先日、大磯町在住の79歳のお客様Iさんからお手紙(封書)をいただいた。
当社で数十年前に工事をしていただいたお客様で、当社のことを覚えていていただいて、お住まいの老朽化がさらに進んだことで、雨漏れが止まらないため、ぜひ相談に乗ってもらいたいとの内容だった。お電話やメールでのお問い合わせがほどんどすべての現代に、封書の手紙でご相談を受けることは稀有に等しい。
早速、大磯町のIさん宅を訪問させていただいた。Iさんのお宅は、増築に増築を重ねているため、屋根の接合部に隙間と割れが出来てしまい、そこから雨漏れがしている模様。居室にも被害が出ていて、廊下や天井、押し入れも水をかぶって
床もぶかぶかな状態。Iさん(おばあちゃん)は「もう老人ホームに行って暮してもいいのだけど、できるならこの家で最期を迎えたい」と自分の思いを語ってくれた。
お話好きのようで、30年前にご主人を亡くし、女で一人で2人の子どもを育てたこと、故郷秋田から駆け落ちのようにご主人と神奈川県に出てきたこと、2人のお子さんのことなどを、とつとつと話してくれた。リフォーム工事のことより多くの時間を
費やして自分の半生を語ってくれた。別れ際には、「お酒好きなんでしょう」と日本酒を手土産にいただいた。そして先月から雨漏れ補修と屋根葺き替え工事が始まっていた。

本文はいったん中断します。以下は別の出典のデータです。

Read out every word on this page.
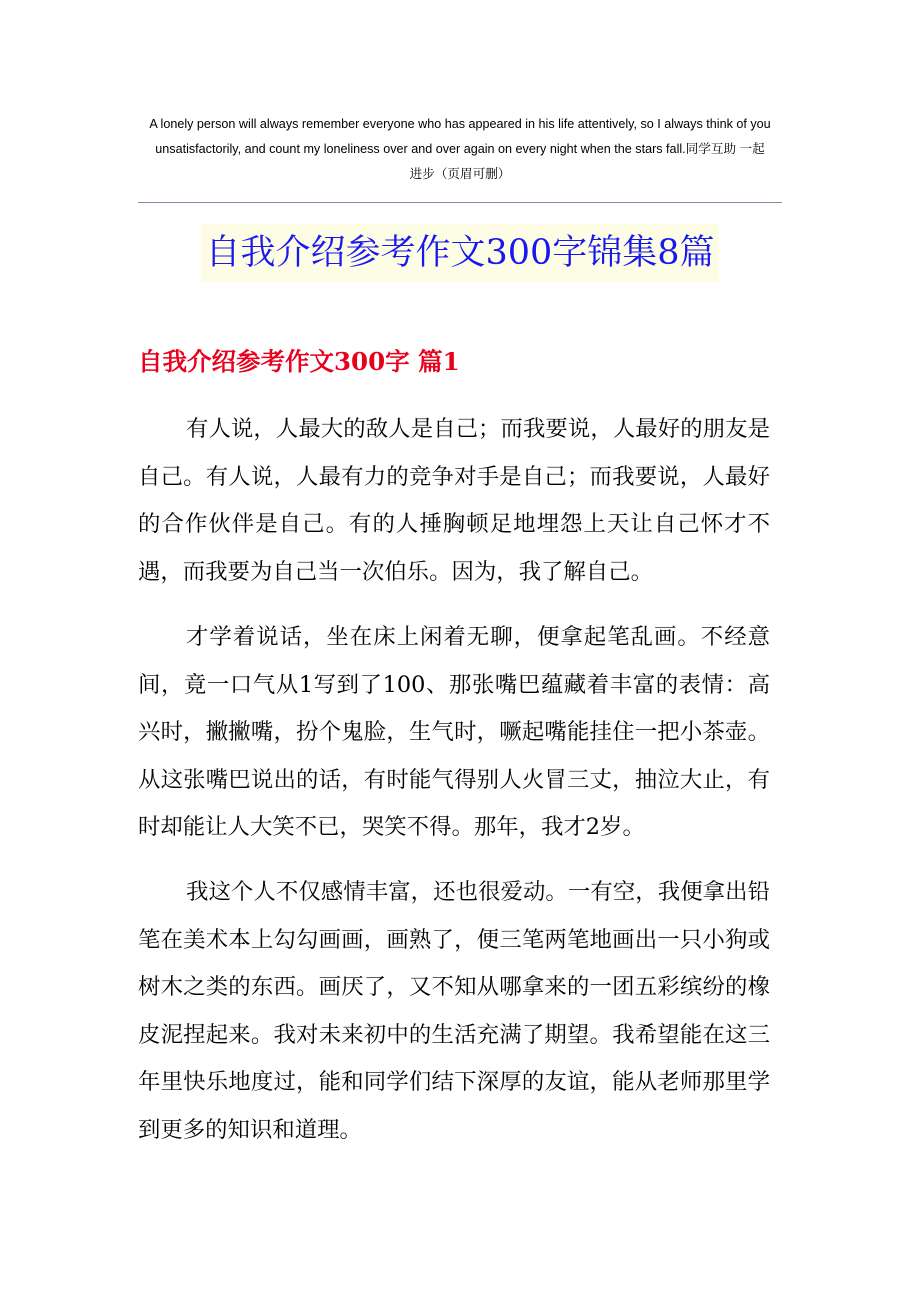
A lonely person will always remember everyone who has appeared in his life attentively, so I always think of you
unsatisfactorily, and count my loneliness over and over again on every night when the stars fall.同学互助 一起
进步（页眉可删）
自我介绍参考作文300字锦集8篇
自我介绍参考作文300字 篇1

有人说，人最大的敌人是自己；而我要说，人最好的朋友是自己。有人说，人最有力的竞争对手是自己；而我要说，人最好的合作伙伴是自己。有的人捶胸顿足地埋怨上天让自己怀才不遇，而我要为自己当一次伯乐。因为，我了解自己。

才学着说话，坐在床上闲着无聊，便拿起笔乱画。不经意间，竟一口气从1写到了100、那张嘴巴蕴藏着丰富的表情：高兴时，撇撇嘴，扮个鬼脸，生气时，噘起嘴能挂住一把小茶壶。从这张嘴巴说出的话，有时能气得别人火冒三丈，抽泣大止，有时却能让人大笑不已，哭笑不得。那年，我才2岁。

我这个人不仅感情丰富，还也很爱动。一有空，我便拿出铅笔在美术本上勾勾画画，画熟了，便三笔两笔地画出一只小狗或树木之类的东西。画厌了，又不知从哪拿来的一团五彩缤纷的橡皮泥捏起来。我对未来初中的生活充满了期望。我希望能在这三年里快乐地度过，能和同学们结下深厚的友谊，能从老师那里学到更多的知识和道理。
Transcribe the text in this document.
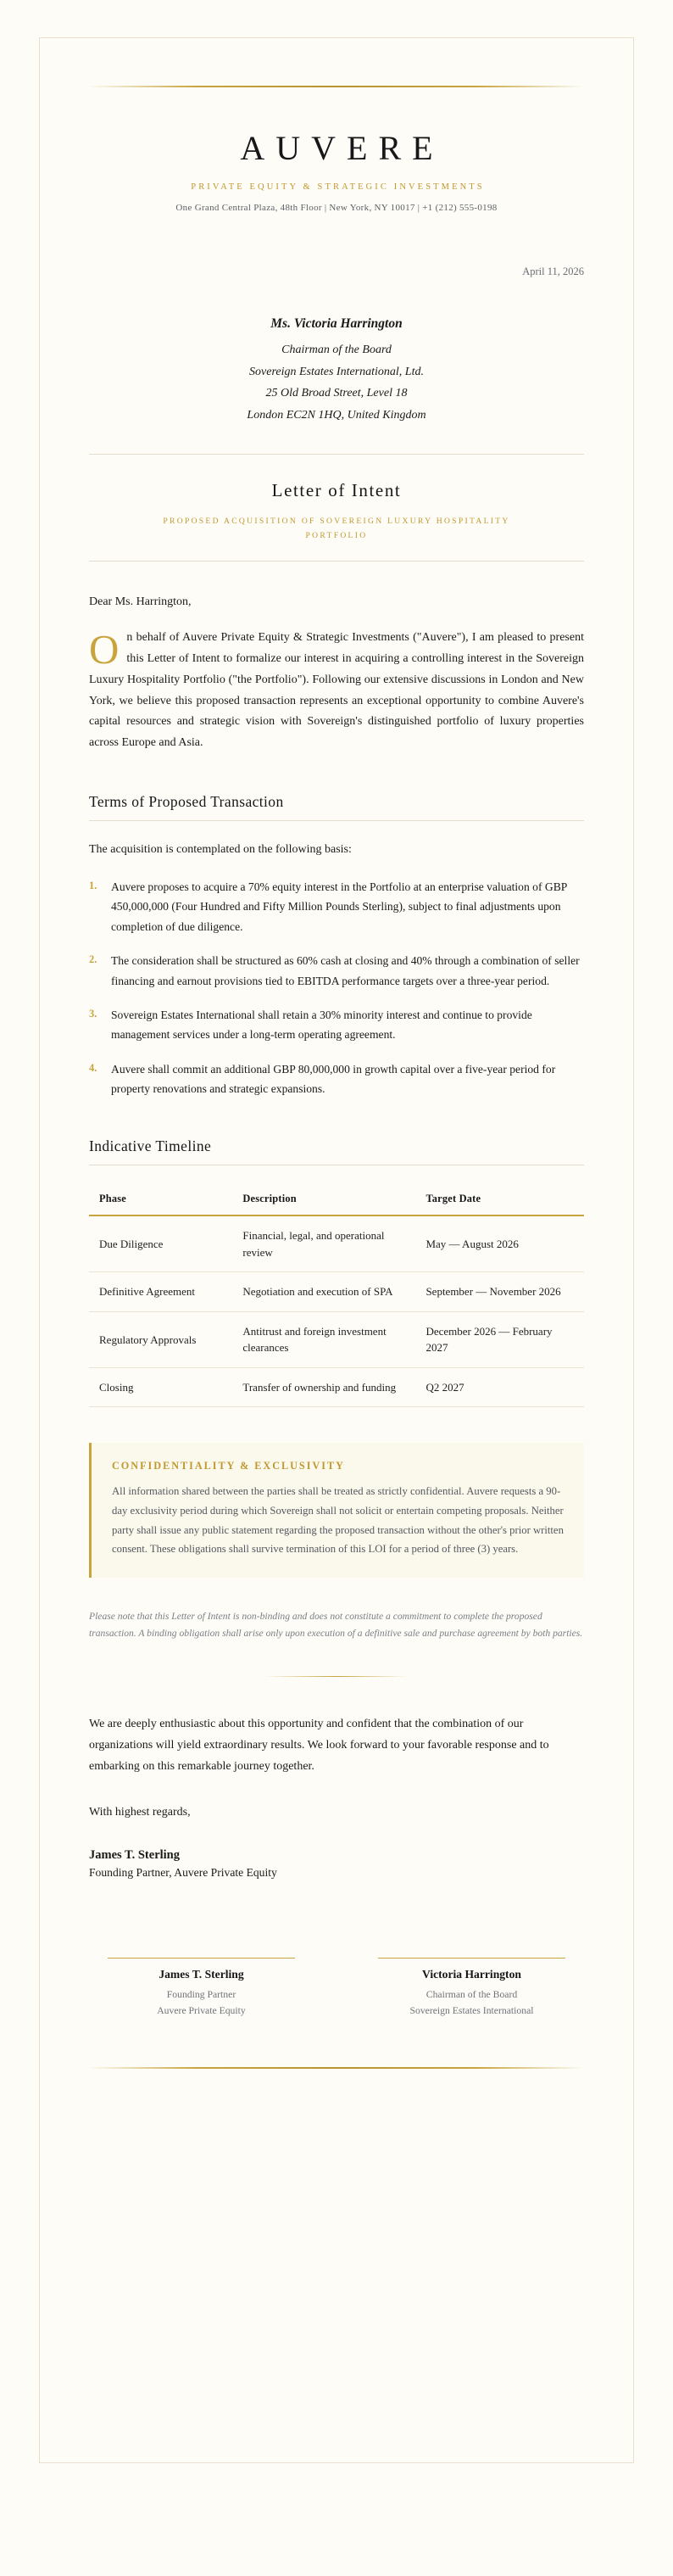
AUVERE

PRIVATE EQUITY & STRATEGIC INVESTMENTS

One Grand Central Plaza, 48th Floor | New York, NY 10017 | +1 (212) 555-0198

April 11, 2026

Ms. Victoria Harrington
Chairman of the Board
Sovereign Estates International, Ltd.
25 Old Broad Street, Level 18
London EC2N 1HQ, United Kingdom
Letter of Intent

PROPOSED ACQUISITION OF SOVEREIGN LUXURY HOSPITALITY PORTFOLIO

Dear Ms. Harrington,

On behalf of Auvere Private Equity & Strategic Investments ("Auvere"), I am pleased to present this Letter of Intent to formalize our interest in acquiring a controlling interest in the Sovereign Luxury Hospitality Portfolio ("the Portfolio"). Following our extensive discussions in London and New York, we believe this proposed transaction represents an exceptional opportunity to combine Auvere's capital resources and strategic vision with Sovereign's distinguished portfolio of luxury properties across Europe and Asia.

Terms of Proposed Transaction

The acquisition is contemplated on the following basis:

Auvere proposes to acquire a 70% equity interest in the Portfolio at an enterprise valuation of GBP 450,000,000 (Four Hundred and Fifty Million Pounds Sterling), subject to final adjustments upon completion of due diligence.
The consideration shall be structured as 60% cash at closing and 40% through a combination of seller financing and earnout provisions tied to EBITDA performance targets over a three-year period.
Sovereign Estates International shall retain a 30% minority interest and continue to provide management services under a long-term operating agreement.
Auvere shall commit an additional GBP 80,000,000 in growth capital over a five-year period for property renovations and strategic expansions.
Indicative Timeline
Phase	Description	Target Date
Due Diligence	Financial, legal, and operational review	May — August 2026
Definitive Agreement	Negotiation and execution of SPA	September — November 2026
Regulatory Approvals	Antitrust and foreign investment clearances	December 2026 — February 2027
Closing	Transfer of ownership and funding	Q2 2027

CONFIDENTIALITY & EXCLUSIVITY

All information shared between the parties shall be treated as strictly confidential. Auvere requests a 90-day exclusivity period during which Sovereign shall not solicit or entertain competing proposals. Neither party shall issue any public statement regarding the proposed transaction without the other's prior written consent. These obligations shall survive termination of this LOI for a period of three (3) years.

Please note that this Letter of Intent is non-binding and does not constitute a commitment to complete the proposed transaction. A binding obligation shall arise only upon execution of a definitive sale and purchase agreement by both parties.

We are deeply enthusiastic about this opportunity and confident that the combination of our organizations will yield extraordinary results. We look forward to your favorable response and to embarking on this remarkable journey together.

With highest regards,

James T. Sterling

Founding Partner, Auvere Private Equity

James T. Sterling

Founding Partner
Auvere Private Equity

Victoria Harrington

Chairman of the Board
Sovereign Estates International
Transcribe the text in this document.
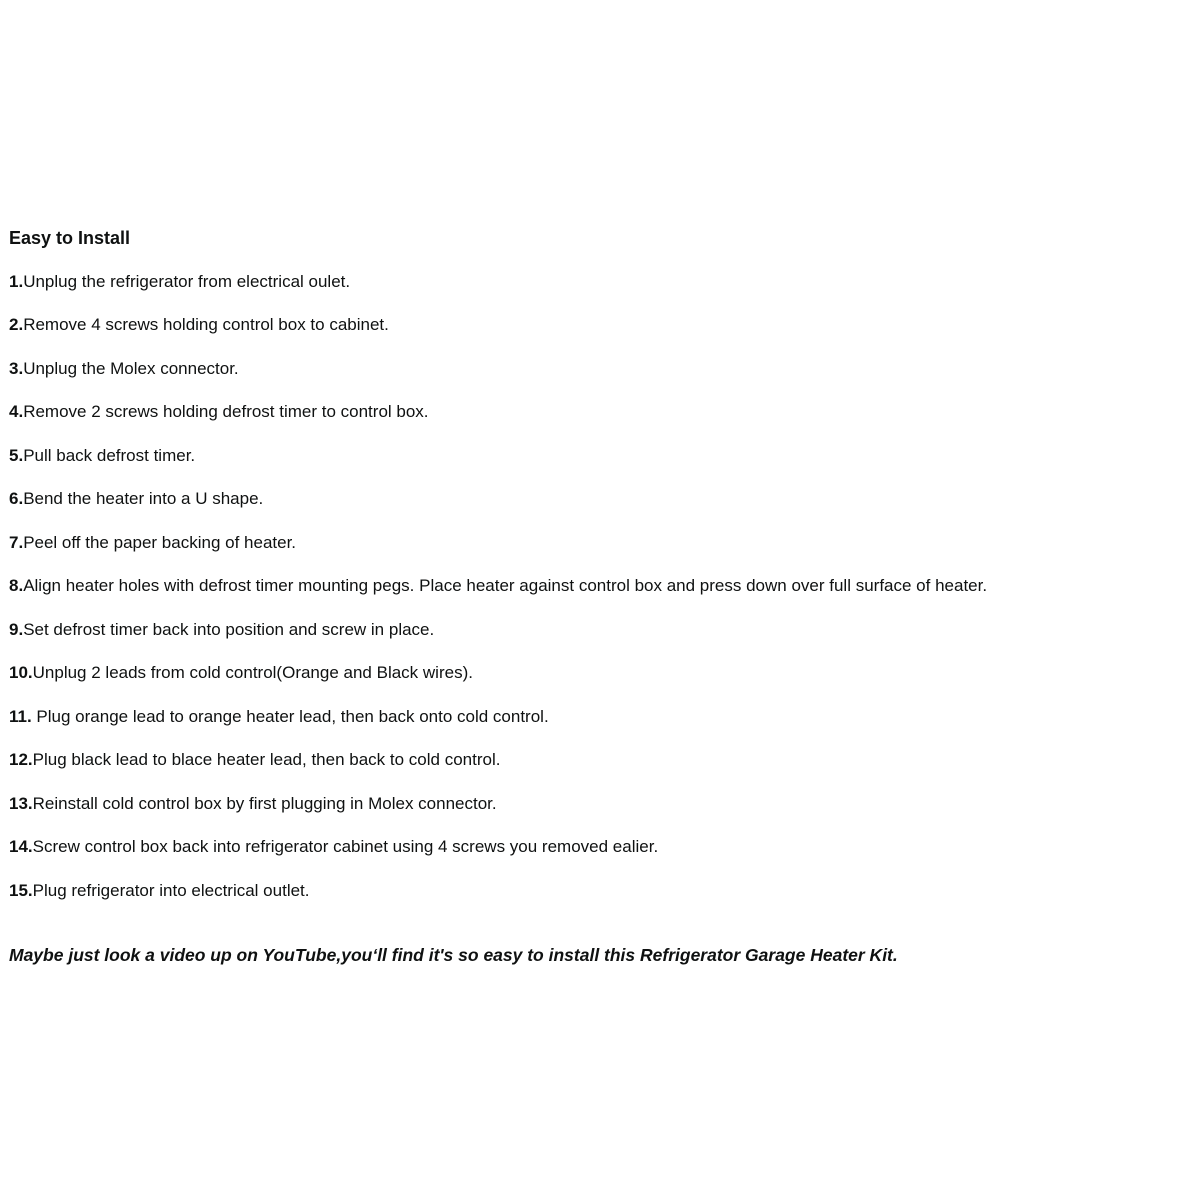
Easy to Install
1.Unplug the refrigerator from electrical oulet.
2.Remove 4 screws holding control box to cabinet.
3.Unplug the Molex connector.
4.Remove 2 screws holding defrost timer to control box.
5.Pull back defrost timer.
6.Bend the heater into a U shape.
7.Peel off the paper backing of heater.
8.Align heater holes with defrost timer mounting pegs. Place heater against control box and press down over full surface of heater.
9.Set defrost timer back into position and screw in place.
10.Unplug 2 leads from cold control(Orange and Black wires).
11. Plug orange lead to orange heater lead, then back onto cold control.
12.Plug black lead to blace heater lead, then back to cold control.
13.Reinstall cold control box by first plugging in Molex connector.
14.Screw control box back into refrigerator cabinet using 4 screws you removed ealier.
15.Plug refrigerator into electrical outlet.
Maybe just look a video up on YouTube,you‘ll find it's so easy to install this Refrigerator Garage Heater Kit.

突然、Iさんのお宅で工事をしていた職人から電話があった。どうも家の様子がおかしいとの連絡だった。本当に悲しい知らせだったが、工事中に急に体調を壊して
入院していたおばあちゃんが急死したとのこと。今までとてもお元気だったのであまりの衝撃に愕然としてしまった。当然、工事は中断し、ご遺族のご意向に従うつもりだったが、息子さんのご意見では「この工事の完成を母はとても楽しみにしていた。遺志を引き継いで工事を進めてほしい」とのことだった。確かにおばあちゃんは、亡きご主人を苦労を重ねながら、増築を繰り返し、少しづつ家を大きくしていった大磯の家に住み続けることを切に願っていた。現在、供養だと思って、完成を急いでいる。業者の立場で僭越かとも思ったが、生花を送り、告別式にも参列させていただいた。雨漏れの心配のない家に、おばあちゃんの魂が戻ってくることを
祈りながら、リフォームの最終局面を迎えている。おばあいちゃんの慰霊でもう一度、手を合せたい。